Le but et la justification derrière le join d'un membre

Avant de plonger dans la mécanique de la procédure, il est important de comprendre pourquoi il existe un système de jonction. Le système de justice civile moderne vise à résoudre les différends d'une manière à la fois économique et juste.

  • Promouvoir l'économie judiciaire:[ Consolider les revendications et les parties connexes en une seule action réduit le nombre de procès, d'audiences et de requêtes distincts, ce qui permet de conserver les ressources des tribunaux et de réduire le fardeau global pour la magistrature.
  • En assurant la cohérence:[ Lorsque plusieurs réclamations découlent d'une même transaction ou d'un même événement, les décider dans des poursuites distinctes peut conduire à des verdicts incohérents.
  • Réduction des frais de litige:[ Les parties économisent de l'argent en plaidant une affaire globale plutôt que de multiples affaires qui se chevauchent. La découverte est simplifiée, et les avocats peuvent préparer une seule série de témoins et de pièces à conviction.
  • Améliorer l'accès à la justice :[ Les plaignants qui ont des revendications individuelles plus petites peuvent trouver économiquement impossible de poursuivre seuls.En se joignant à d'autres qui partagent le même grief, ils peuvent mettre en commun des ressources et obtenir une représentation juridique qui, autrement, ne serait pas disponible.

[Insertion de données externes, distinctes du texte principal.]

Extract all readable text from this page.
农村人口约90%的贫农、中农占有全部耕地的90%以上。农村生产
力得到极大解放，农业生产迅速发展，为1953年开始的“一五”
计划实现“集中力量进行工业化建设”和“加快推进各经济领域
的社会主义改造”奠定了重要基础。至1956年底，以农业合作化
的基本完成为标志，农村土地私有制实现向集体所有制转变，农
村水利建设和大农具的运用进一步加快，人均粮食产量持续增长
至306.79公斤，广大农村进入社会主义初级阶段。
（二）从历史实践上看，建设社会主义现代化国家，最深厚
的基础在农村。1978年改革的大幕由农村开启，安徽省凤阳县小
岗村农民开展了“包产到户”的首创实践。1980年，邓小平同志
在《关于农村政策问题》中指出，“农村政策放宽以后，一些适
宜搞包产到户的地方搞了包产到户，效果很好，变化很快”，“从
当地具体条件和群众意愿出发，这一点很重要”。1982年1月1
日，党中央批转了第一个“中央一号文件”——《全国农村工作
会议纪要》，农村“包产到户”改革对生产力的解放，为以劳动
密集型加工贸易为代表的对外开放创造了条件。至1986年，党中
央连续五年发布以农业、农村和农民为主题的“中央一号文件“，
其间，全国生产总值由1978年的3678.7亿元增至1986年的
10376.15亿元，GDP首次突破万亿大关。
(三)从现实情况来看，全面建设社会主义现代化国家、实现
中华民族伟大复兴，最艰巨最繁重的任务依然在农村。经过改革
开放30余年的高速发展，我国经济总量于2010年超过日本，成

Malgré ces avantages, la jonction n'est pas toujours appropriée. Les tribunaux doivent équilibrer l'efficacité avec le risque de préjudice ou de confusion. Par exemple, ajouter des revendications ou des parties sans lien avec le litige peut compliquer un procès, confondre le jury ou retarder la procédure.

Évolution historique des règles de la jointure

La notion de jointion a des racines profondes dans la common law anglaise. La common law primitive était fortement centrée sur des questions uniques entre les parties.Au fil du temps, les tribunaux ont reconnu que cette approche était inefficace, surtout lorsque les transactions impliquaient de multiples acteurs ou des obligations interdépendantes.Le Code de campagne de 1848 à New York a été une réforme historique qui a permis une jointion plus large des revendications et des parties.

Le principe fondamental du FRCP est que la fusion est favorisée lorsque des revendications ou des parties sont nées de la même « transaction ou occurrence » et lorsque des questions de droit ou de fait communes existent.Cette norme est intentionnellement flexible, permettant aux tribunaux de s'adapter à des litiges complexes impliquant des délits de masse, des litiges contractuels ou des fraudes sur valeurs mobilières.

Les Règles fédérales de procédure civile : le plan directeur pour la jonction

Toute discussion approfondie sur la participation civile doit se référer aux Règles fédérales de procédure civile. Si les règles de procédure de l'État varient, le FRCP sert de modèle dominant.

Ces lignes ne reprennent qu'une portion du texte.